Due to the impending retirement of Associate Professor Lance Fung, Dr David Ralph has agreed to take on the important and onerous role of Postgraduate Research Director for the School.

Dr Ralph’s tenure in the role commenced on 15 May, and will be for a term of three years. Please join me in thanking David for his willingness to serve in this role.

Welcome to Sharon Woodfield

Sharon Woodfield has recently joined the School to cover the position of Student Advisor, whilst Emer McKernan is away on maternity leave. Sharon will primarily be supporting Information Technology students, and will be working Mondays, Tuesdays and Thursdays. Sharon will be located in the Student Advisors' office alongside Mandy Middle, in SC 2.010. Please make Sharon feel welcome.
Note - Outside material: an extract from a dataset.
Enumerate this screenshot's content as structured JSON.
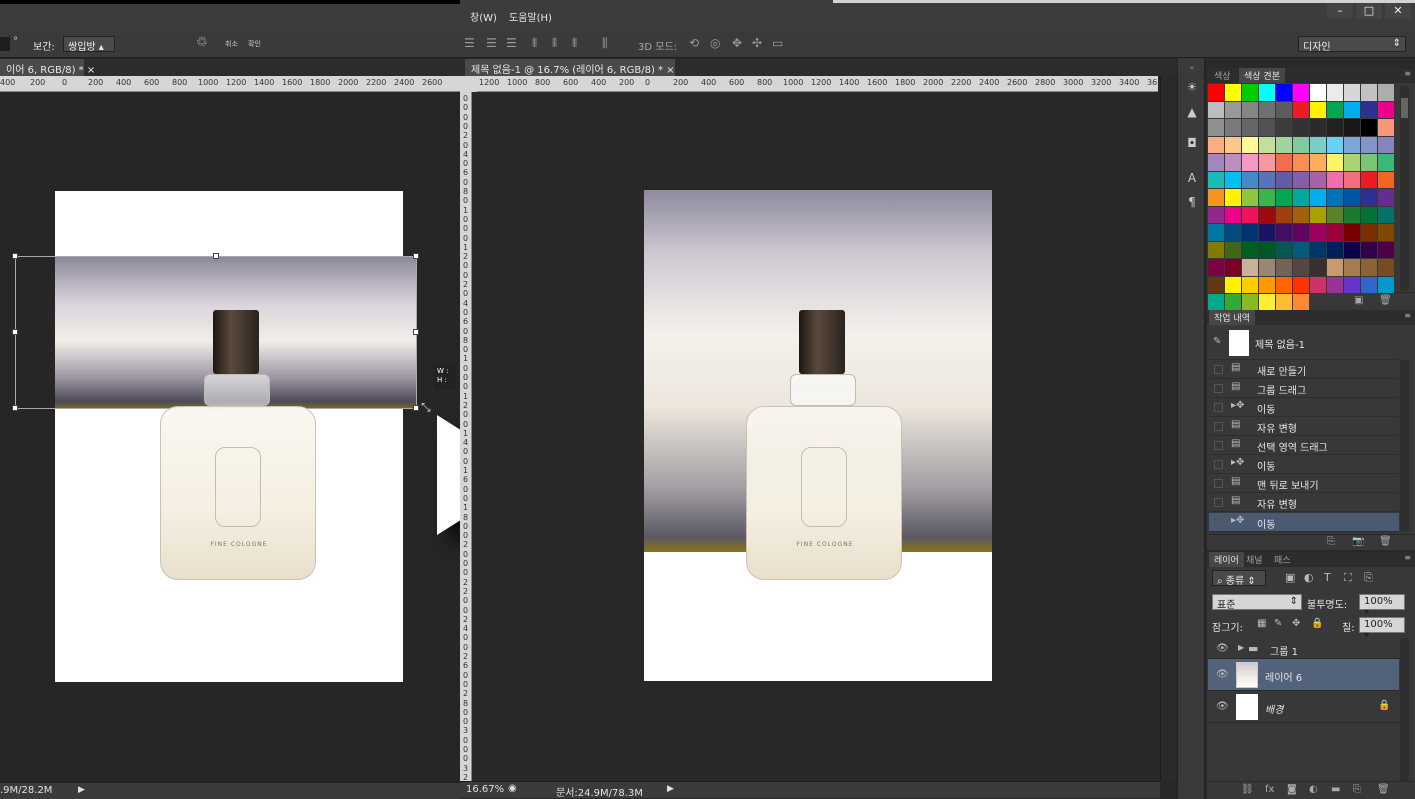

Sharon joins us with an extensive background in Student Support and Equity from Curtin University and Career Counselling experience from UWA. She is also involved with the University’s Murdoch Aspirations and Pathways for University (MAP4U) project in the Rockingham/Peel region. In particular her role is to work with parents in the community aiming to bridge the knowledge gap for parent on what career options are today and to demystifying the High School journey and beyond.

Welcome to Shannon Thomson-Edwards

Shannon Thomson-Edwards has recently joined the School Office team as Administrative Assistant. Shannon will provide some much needed coverage in the Office's front-of-house position whilst Emma Tristham is acting in the position of Academic Support Officer, Service and Engagement.

Shannon comes to us having previously worked at Curtin University's Rio Tinto Centre for Materials and Sensing in Mining, as well as Leighton Contractors and a period running her own business. Please make Shannon feel welcome.